“The glass slipped out of my hand. I’ll clean it up.”
He started toward the small coat closet off the front entry hall which, because cupboard space in the kitchen was at a premium, served as a broom closet. Helen resumed work on her mouth.
“I’m afraid it’s one of the good glasses,” he said.
“Oh, no!” she wailed, and went into the kitchen, knelt, and examined the pieces. What she hoped to accomplish by this closer inspection, Conway neither knew nor cared; he had gambled that it would be an instinctive reaction, and won. He paused at her handbag for a split second on his way to the closet, replaced the letters in it with the ones he took from his pocket almost without breaking stride, and was on his way back to the kitchen with broom and dustpan as she returned to the hall.

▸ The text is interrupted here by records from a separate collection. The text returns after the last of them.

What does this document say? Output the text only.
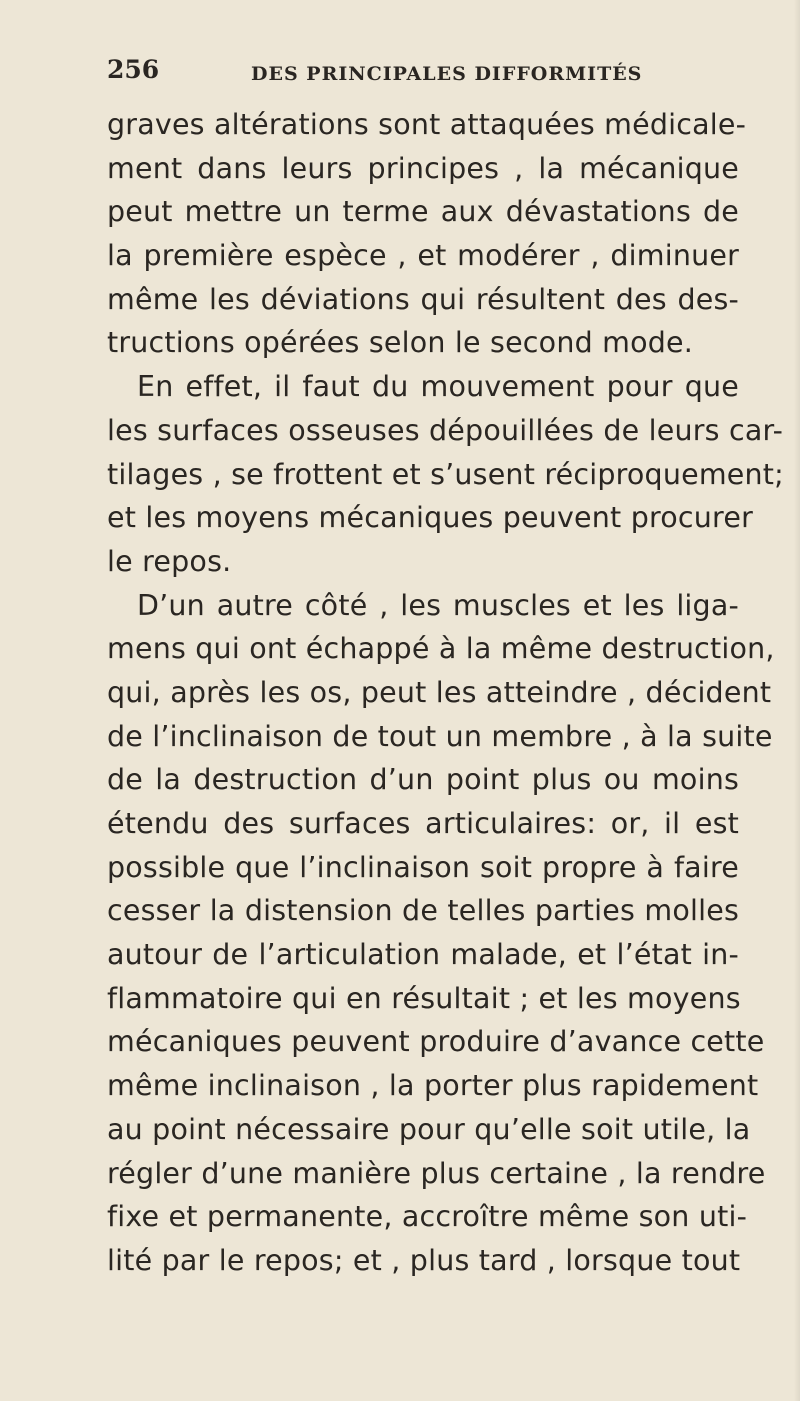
256	DES PRINCIPALES DIFFORMITÉS
graves altérations sont attaquées médicale-
ment dans leurs principes , la mécanique
peut mettre un terme aux dévastations de
la première espèce , et modérer , diminuer
même les déviations qui résultent des des-
tructions opérées selon le second mode.
En effet, il faut du mouvement pour que
les surfaces osseuses dépouillées de leurs car-
tilages , se frottent et s’usent réciproquement;
et les moyens mécaniques peuvent procurer
le repos.
D’un autre côté , les muscles et les liga-
mens qui ont échappé à la même destruction,
qui, après les os, peut les atteindre , décident
de l’inclinaison de tout un membre , à la suite
de la destruction d’un point plus ou moins
étendu des surfaces articulaires: or, il est
possible que l’inclinaison soit propre à faire
cesser la distension de telles parties molles
autour de l’articulation malade, et l’état in-
flammatoire qui en résultait ; et les moyens
mécaniques peuvent produire d’avance cette
même inclinaison , la porter plus rapidement
au point nécessaire pour qu’elle soit utile, la
régler d’une manière plus certaine , la rendre
fixe et permanente, accroître même son uti-
lité par le repos; et , plus tard , lorsque tout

“Ox,” she muttered as she passed him. He almost smiled with satisfaction. It had been so easy, so smooth; maybe it was an omen.
Chapter three
Helen posted the letters at the first mailbox they passed, and when she got back in the car there was a noticeable change in her attitude. She was almost relaxed. Conway wondered if she had been less confident than she had pretended.
“If we’re going to have that truce,” she said, “how about getting some lunch?”
“Okay with me.” He was pleased that she had proposed it: he had wanted to, but feared she might be suspicious of too many overtures.
They had lunch at a drive-in near Beverly Hills with no overt unpleasantness and started toward home.